Now that the bootloader was burned, I loaded Neil's C-code program for the Hello ADXL board. I downloaded the Makefile and renamed it "Makefile". I navigated to the folder containing the code in a terminal, plugged in my ISP and ran the command make program-usbtiny and got the following output:
Greg$ make program-usbtiny
avr-objcopy -O ihex hello.ADXL343.out hello.ADXL343.c.hex;\
avr-size --mcu=attiny45 --format=avr hello.ADXL343.out
AVR Memory Usage
----------------
Device: attiny45
Program: 1062 bytes (25.9% Full)
(.text + .data + .bootloader)
Data: 0 bytes (0.0% Full)
(.data + .bss + .noinit)
avrdude -p t45 -P usb -c usbtiny -U flash:w:hello.ADXL343.c.hex
avrdude: AVR device initialized and ready to accept instructions
Reading | ################################################## | 100% 0.00s
avrdude: Device signature = 0x1e9206
avrdude: NOTE: "flash" memory has been specified, an erase cycle will be performed
To disable this feature, specify the -D option.
avrdude: erasing chip
avrdude: reading input file "hello.ADXL343.c.hex"
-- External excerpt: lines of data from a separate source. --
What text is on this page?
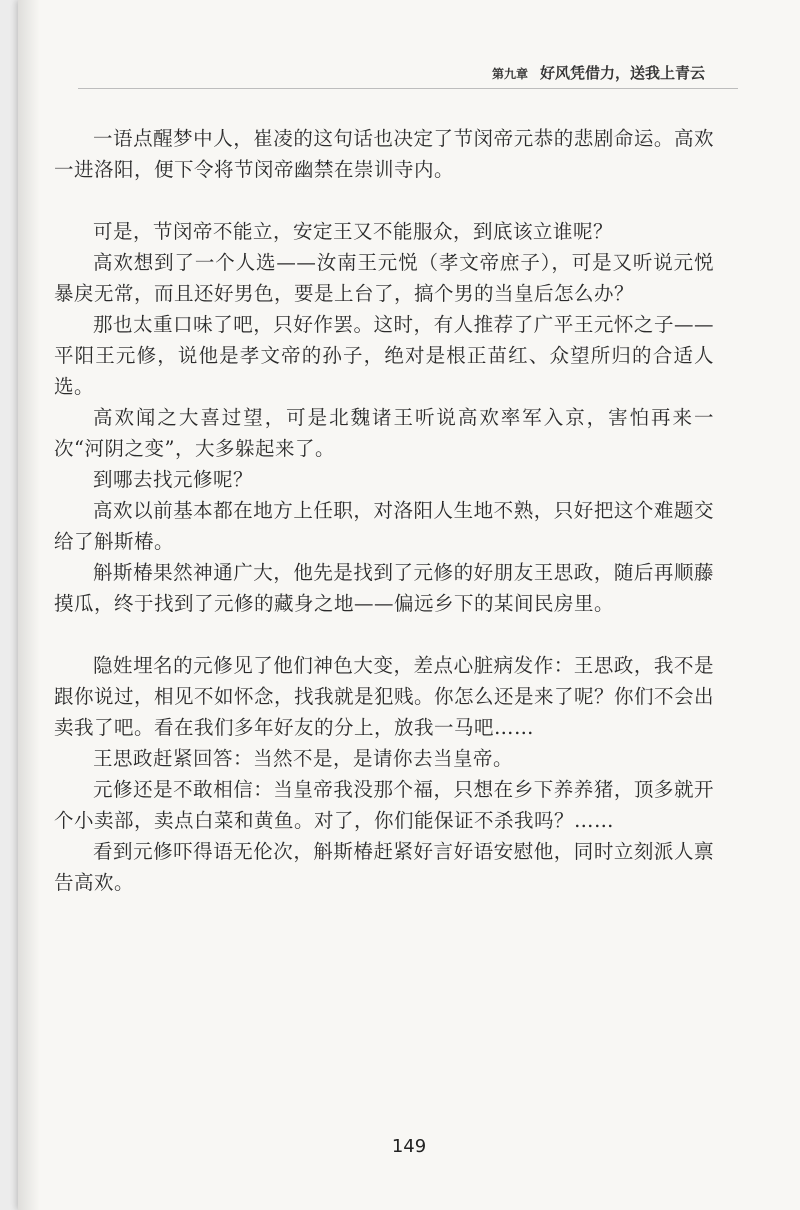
第九章 好风凭借力，送我上青云

一语点醒梦中人，崔凌的这句话也决定了节闵帝元恭的悲剧命运。高欢一进洛阳，便下令将节闵帝幽禁在崇训寺内。

可是，节闵帝不能立，安定王又不能服众，到底该立谁呢？

高欢想到了一个人选——汝南王元悦（孝文帝庶子），可是又听说元悦暴戾无常，而且还好男色，要是上台了，搞个男的当皇后怎么办？

那也太重口味了吧，只好作罢。这时，有人推荐了广平王元怀之子——平阳王元修，说他是孝文帝的孙子，绝对是根正苗红、众望所归的合适人选。

高欢闻之大喜过望，可是北魏诸王听说高欢率军入京，害怕再来一次“河阴之变”，大多躲起来了。

到哪去找元修呢？

高欢以前基本都在地方上任职，对洛阳人生地不熟，只好把这个难题交给了斛斯椿。

斛斯椿果然神通广大，他先是找到了元修的好朋友王思政，随后再顺藤摸瓜，终于找到了元修的藏身之地——偏远乡下的某间民房里。

隐姓埋名的元修见了他们神色大变，差点心脏病发作：王思政，我不是跟你说过，相见不如怀念，找我就是犯贱。你怎么还是来了呢？你们不会出卖我了吧。看在我们多年好友的分上，放我一马吧……

王思政赶紧回答：当然不是，是请你去当皇帝。

元修还是不敢相信：当皇帝我没那个福，只想在乡下养养猪，顶多就开个小卖部，卖点白菜和黄鱼。对了，你们能保证不杀我吗？……

看到元修吓得语无伦次，斛斯椿赶紧好言好语安慰他，同时立刻派人禀告高欢。

149
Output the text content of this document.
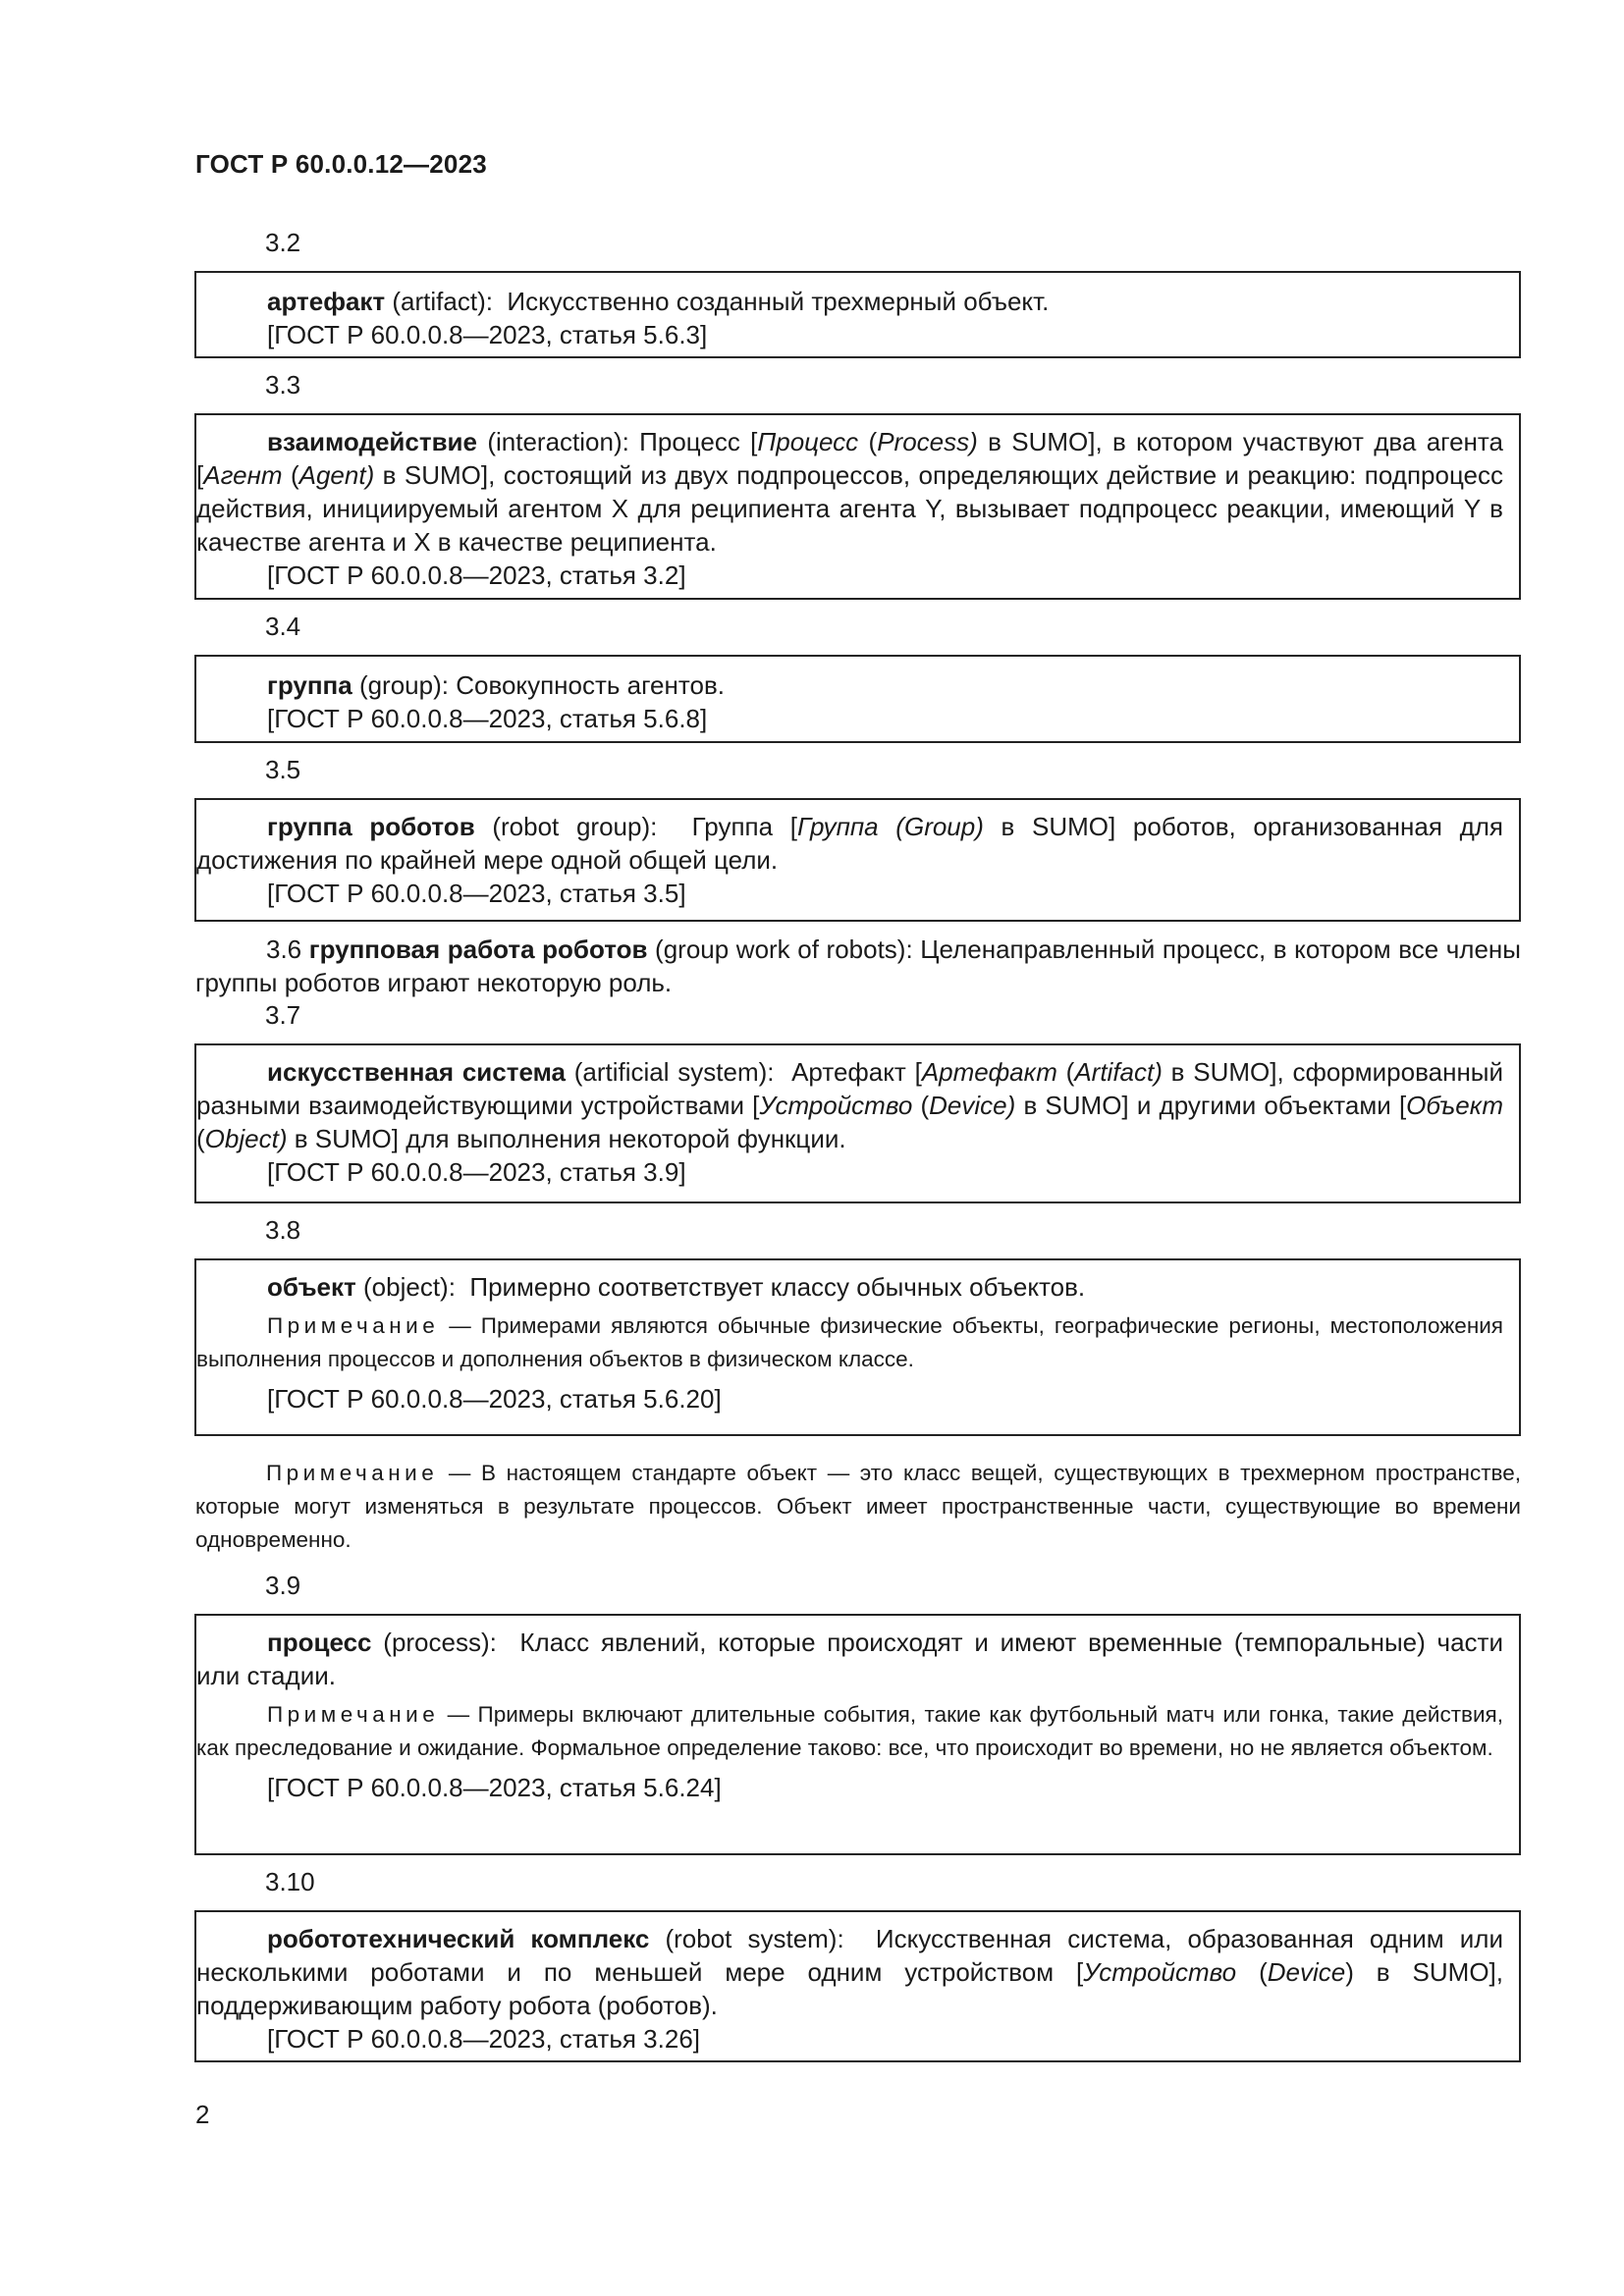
ГОСТ Р 60.0.0.12—2023
3.2

артефакт (artifact): Искусственно созданный трехмерный объект.

[ГОСТ Р 60.0.0.8—2023, статья 5.6.3]

3.3

взаимодействие (interaction): Процесс [Процесс (Process) в SUMO], в котором участвуют два агента [Агент (Agent) в SUMO], состоящий из двух подпроцессов, определяющих действие и реакцию: подпроцесс действия, инициируемый агентом X для реципиента агента Y, вызывает подпроцесс реакции, имеющий Y в качестве агента и X в качестве реципиента.

[ГОСТ Р 60.0.0.8—2023, статья 3.2]

3.4

группа (group): Совокупность агентов.

[ГОСТ Р 60.0.0.8—2023, статья 5.6.8]

3.5

группа роботов (robot group): Группа [Группа (Group) в SUMO] роботов, организованная для достижения по крайней мере одной общей цели.

[ГОСТ Р 60.0.0.8—2023, статья 3.5]

3.6 групповая работа роботов (group work of robots): Целенаправленный процесс, в котором все члены группы роботов играют некоторую роль.

3.7

искусственная система (artificial system): Артефакт [Артефакт (Artifact) в SUMO], сформированный разными взаимодействующими устройствами [Устройство (Device) в SUMO] и другими объектами [Объект (Object) в SUMO] для выполнения некоторой функции.

[ГОСТ Р 60.0.0.8—2023, статья 3.9]

3.8

объект (object): Примерно соответствует классу обычных объектов.

Примечание — Примерами являются обычные физические объекты, географические регионы, местоположения выполнения процессов и дополнения объектов в физическом классе.

[ГОСТ Р 60.0.0.8—2023, статья 5.6.20]

Примечание — В настоящем стандарте объект — это класс вещей, существующих в трехмерном пространстве, которые могут изменяться в результате процессов. Объект имеет пространственные части, существующие во времени одновременно.

3.9

процесс (process): Класс явлений, которые происходят и имеют временные (темпоральные) части или стадии.

Примечание — Примеры включают длительные события, такие как футбольный матч или гонка, такие действия, как преследование и ожидание. Формальное определение таково: все, что происходит во времени, но не является объектом.

[ГОСТ Р 60.0.0.8—2023, статья 5.6.24]

3.10

робототехнический комплекс (robot system): Искусственная система, образованная одним или несколькими роботами и по меньшей мере одним устройством [Устройство (Device) в SUMO], поддерживающим работу робота (роботов).

[ГОСТ Р 60.0.0.8—2023, статья 3.26]

2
avrdude: input file hello.ADXL343.c.hex auto detected as Intel Hex
avrdude: writing flash (1062 bytes):
Writing | ################################################## | 100% 0.97s
avrdude: 1062 bytes of flash written
avrdude: verifying flash memory against hello.ADXL343.c.hex:
avrdude: load data flash data from input file hello.ADXL343.c.hex:
avrdude: input file hello.ADXL343.c.hex auto detected as Intel Hex
avrdude: input file hello.ADXL343.c.hex contains 1062 bytes
avrdude: reading on-chip flash data:
Reading | ################################################## | 100% 1.23s
avrdude: verifying ...
avrdude: 1062 bytes of flash verified
avrdude: safemode: Fuses OK (H:FF, E:DF, L:E2)
avrdude done. Thank you.
Success! The C-code seems to have loaded correctly. Next up is to get the python script running. I ran the command python hello.ADXL343.py (which is not correct in the first place, see below) and got the following error:
Greg$ python hello.ADXL343.py
Traceback (most recent call last):
File "hello.ADXL343.py", line 18, in <module>
import serial
ImportError: No module named serial
A little googling suggested that I needed to install pyserial on my mac - a set of python libraries that allow python to talk to the serial ports on the computer. I installed pyserial a couple different ways, and still got the same error. What I then discovered was that I had to run the python script from inside the folder where pyserial was installed. Ugh!
Once I figured that out, I copied the python script the folder where pyserial had been installed, and ran python hello.ADXL343.py and got:
command line: hello.accel.45.py serial_port
Finally, I figured out the correct command: python hello.ADXL343.py /dev/tty.usbserial (the serial port I got from opening up the Arduino IDE with the FTDI cable plugged in). It connected up and ran the python script.
16_python_running from Greg Buckland on Vimeo.
I finally got the python script running and connected to the board, but the input on the screen didn't seem to match the movement of the accelerometer. Sad Trombone.
After looking at it some more, I realized that the python script is responsive to the movement of the board at first, but it begins to acrue a delay, which gets worse over time. Each time I run the python script, it's quite responsive at first, but then gets less and less responsive as the delay builds. See video:
18_python_delay from Greg Buckland on Vimeo.
Addendum: I realize that this week may not quite satisfy the requirement for "Input Devices" because I did not design my own board, but just used Neil's (at the time, I did not understand the requirement). In Week 11 I used a potentiometer as an input device to control a motor using Pulse-Width Modulation. If this is not sufficient for an input device on a board I designed myself, please let me know ASAP. My final project will also include an input device which I can include here. Thanks!